Interestingly, the data from this study suggests a difference between the effects of lesogaberan in humans compared with a guinea pig model. Canning et al., found that both lesogaberan and baclofen significantly reduced citric acid evoked coughs in guinea-pigs (4). Possible explanations for this include differences in the blood brain barrier between species and also relatively higher levels of dosing in the guinea pig, which may have saturated the GATs responsible for inhibiting the CNS effects of lesogaberan.

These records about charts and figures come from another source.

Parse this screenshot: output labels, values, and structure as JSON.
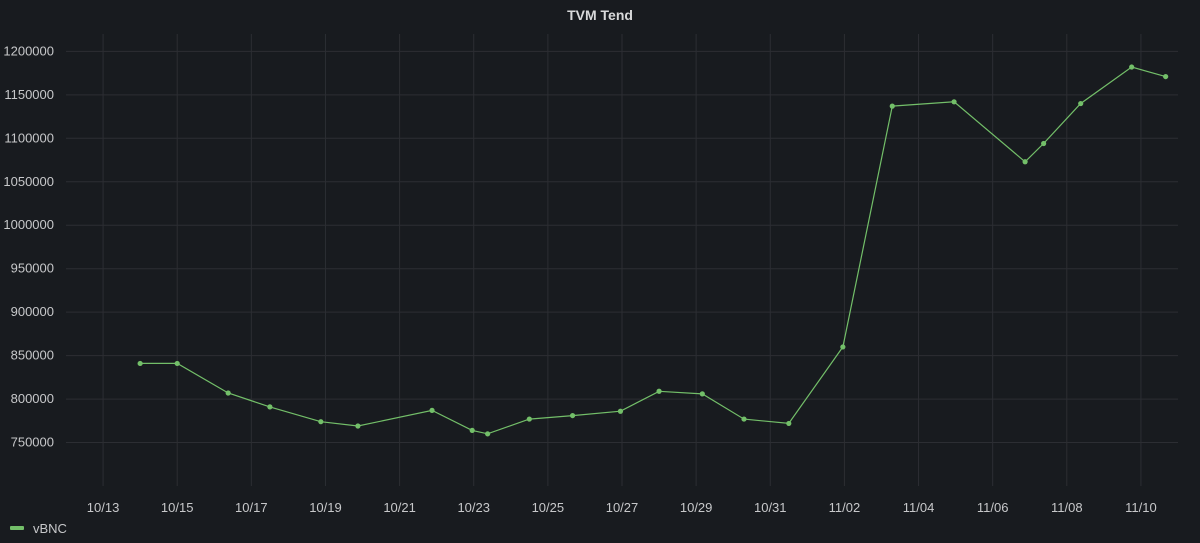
{
  "panel": {
    "title": "TVM Tend"
  },
  "colors": {
    "background": "#181b1f",
    "grid": "#2c2e33",
    "text": "#c7c8ca",
    "series": "#73bf69"
  },
  "chart_data": {
    "type": "line",
    "title": "TVM Tend",
    "xlabel": "",
    "ylabel": "",
    "x_axis": {
      "type": "date",
      "range": [
        "10/12",
        "11/11"
      ],
      "ticks": [
        "10/13",
        "10/15",
        "10/17",
        "10/19",
        "10/21",
        "10/23",
        "10/25",
        "10/27",
        "10/29",
        "10/31",
        "11/02",
        "11/04",
        "11/06",
        "11/08",
        "11/10"
      ]
    },
    "y_axis": {
      "range": [
        700000,
        1220000
      ],
      "ticks": [
        750000,
        800000,
        850000,
        900000,
        950000,
        1000000,
        1050000,
        1100000,
        1150000,
        1200000
      ]
    },
    "grid": true,
    "legend": "bottom-left",
    "series": [
      {
        "name": "vBNC",
        "color": "#73bf69",
        "points": [
          {
            "x": "10/14 00:00",
            "y": 841000
          },
          {
            "x": "10/15 00:00",
            "y": 841000
          },
          {
            "x": "10/16 09:00",
            "y": 807000
          },
          {
            "x": "10/17 12:00",
            "y": 791000
          },
          {
            "x": "10/18 21:00",
            "y": 774000
          },
          {
            "x": "10/19 21:00",
            "y": 769000
          },
          {
            "x": "10/21 21:00",
            "y": 787000
          },
          {
            "x": "10/22 23:00",
            "y": 764000
          },
          {
            "x": "10/23 09:00",
            "y": 760000
          },
          {
            "x": "10/24 12:00",
            "y": 777000
          },
          {
            "x": "10/25 16:00",
            "y": 781000
          },
          {
            "x": "10/26 23:00",
            "y": 786000
          },
          {
            "x": "10/28 00:00",
            "y": 809000
          },
          {
            "x": "10/29 04:00",
            "y": 806000
          },
          {
            "x": "10/30 07:00",
            "y": 777000
          },
          {
            "x": "10/31 12:00",
            "y": 772000
          },
          {
            "x": "11/01 23:00",
            "y": 860000
          },
          {
            "x": "11/03 07:00",
            "y": 1137000
          },
          {
            "x": "11/04 23:00",
            "y": 1142000
          },
          {
            "x": "11/06 21:00",
            "y": 1073000
          },
          {
            "x": "11/07 09:00",
            "y": 1094000
          },
          {
            "x": "11/08 09:00",
            "y": 1140000
          },
          {
            "x": "11/09 18:00",
            "y": 1182000
          },
          {
            "x": "11/10 16:00",
            "y": 1171000
          }
        ]
      }
    ]
  }
}
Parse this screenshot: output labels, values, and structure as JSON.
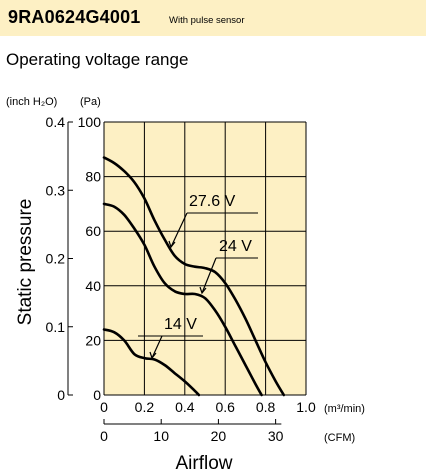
{
  "header": {
    "model": "9RA0624G4001",
    "subtitle": "With pulse sensor",
    "background": "#fdf0c4"
  },
  "section_title": "Operating voltage range",
  "chart_data": {
    "type": "line",
    "plot_background": "#fdf0c4",
    "grid": true,
    "ylabel": "Static pressure",
    "xlabel": "Airflow",
    "y_units_left": "(inch H₂O)",
    "y_units_right": "(Pa)",
    "x_units_top": "(m³/min)",
    "x_units_bottom": "(CFM)",
    "xlim": [
      0,
      1.0
    ],
    "ylim": [
      0,
      100
    ],
    "x_ticks": [
      "0",
      "0.2",
      "0.4",
      "0.6",
      "0.8",
      "1.0"
    ],
    "y_ticks_pa": [
      "0",
      "20",
      "40",
      "60",
      "80",
      "100"
    ],
    "y_ticks_inch": [
      "0",
      "0.1",
      "0.2",
      "0.3",
      "0.4"
    ],
    "cfm_ticks": [
      "0",
      "10",
      "20",
      "30"
    ],
    "series": [
      {
        "name": "27.6 V",
        "x": [
          0,
          0.05,
          0.1,
          0.15,
          0.2,
          0.25,
          0.3,
          0.35,
          0.4,
          0.45,
          0.5,
          0.55,
          0.6,
          0.65,
          0.7,
          0.75,
          0.8,
          0.85,
          0.89
        ],
        "y": [
          87,
          85,
          82,
          78,
          72,
          64,
          57,
          51,
          48,
          47,
          46.5,
          45,
          41,
          35,
          28,
          20,
          12,
          5,
          0
        ]
      },
      {
        "name": "24 V",
        "x": [
          0,
          0.05,
          0.1,
          0.15,
          0.2,
          0.25,
          0.3,
          0.35,
          0.4,
          0.45,
          0.5,
          0.55,
          0.6,
          0.65,
          0.7,
          0.75,
          0.78
        ],
        "y": [
          70,
          69,
          66,
          61,
          55,
          47,
          41,
          38,
          37,
          37,
          35.5,
          31,
          25,
          18,
          11,
          4,
          0
        ]
      },
      {
        "name": "14 V",
        "x": [
          0,
          0.05,
          0.1,
          0.15,
          0.2,
          0.25,
          0.3,
          0.35,
          0.4,
          0.45,
          0.47
        ],
        "y": [
          24,
          23,
          20,
          15,
          13.5,
          13,
          11,
          8,
          5,
          1.5,
          0
        ]
      }
    ],
    "annotations": [
      {
        "text": "27.6 V"
      },
      {
        "text": "24 V"
      },
      {
        "text": "14 V"
      }
    ]
  }
}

Despite the relatively small number of subjects in this study, statistically significant changes between the treatments were teased out by the dose response inhalational capsaicin challenge, suggesting the utility and power of this particular method and these endpoints when assessing cough reflex responses. The small but statistically significant increase in Emax with lesogaberan therapy is interesting, paradoxical in the context of the inhibitory nature of GABAB and difficult to explain. Our prediction was that Emax would have reduced with lesogaberan, mirroring the changes in animal studies. One potential explanation for the lack of reduction in Emax with lesogaberan in healthy volunteers is that GABAB is involved in endogenous inhibitory mechanisms controlling cough. In the healthy state, these control mechanisms are intact and thus additional GABAB agonism may have no effect on cough responses, whereas in patients with chronic cough there is increasing evidence that these descending inhibitory mechanisms may be deficient (13-15) and in such circumstances GABABagonism could have an effect in chronic cough patients not seen in healthy controls.

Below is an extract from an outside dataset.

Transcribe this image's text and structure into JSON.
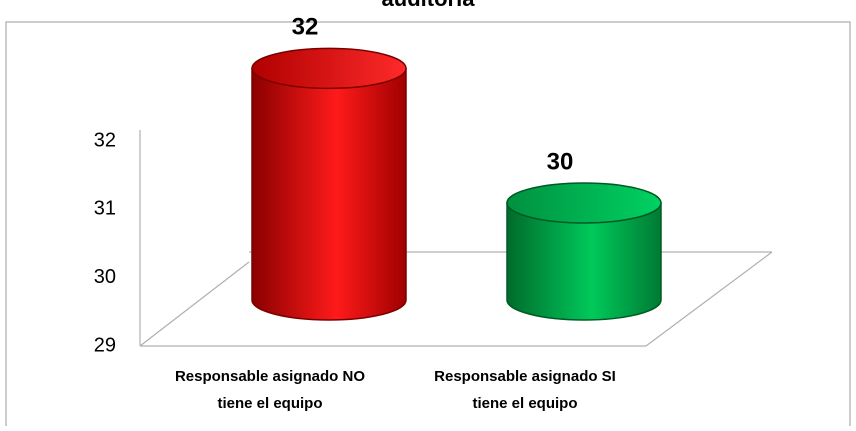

This study has some limitations. Firstly we used single doses of lesogaberan and baclofen, as opposed to multiple dosing. However, we were still able to replicate previous findings with baclofen after two weeks of dosing. Another possible limitation of this study is that capsaicin was used for the cough challenge, whereas the animal studies used citric acid. This choice was made in light of the fact that all previous human studies suggesting an effect of baclofen on cough responses had all employed capsaicin challenge, furthermore this particular challenge methodology has not been performed using citric acid. An effect of lesogaberan on citric acid but not capsaicin evoked cough cannot be excluded.
In conclusion, this data suggests GABAB receptor agonists are inhibitory of the human cough reflex in health, but only through their activity in the central nervous system. It remains to be seen whether peripheral GABAB agonists have any effect on the sensitized cough reflex in chronic cough patients.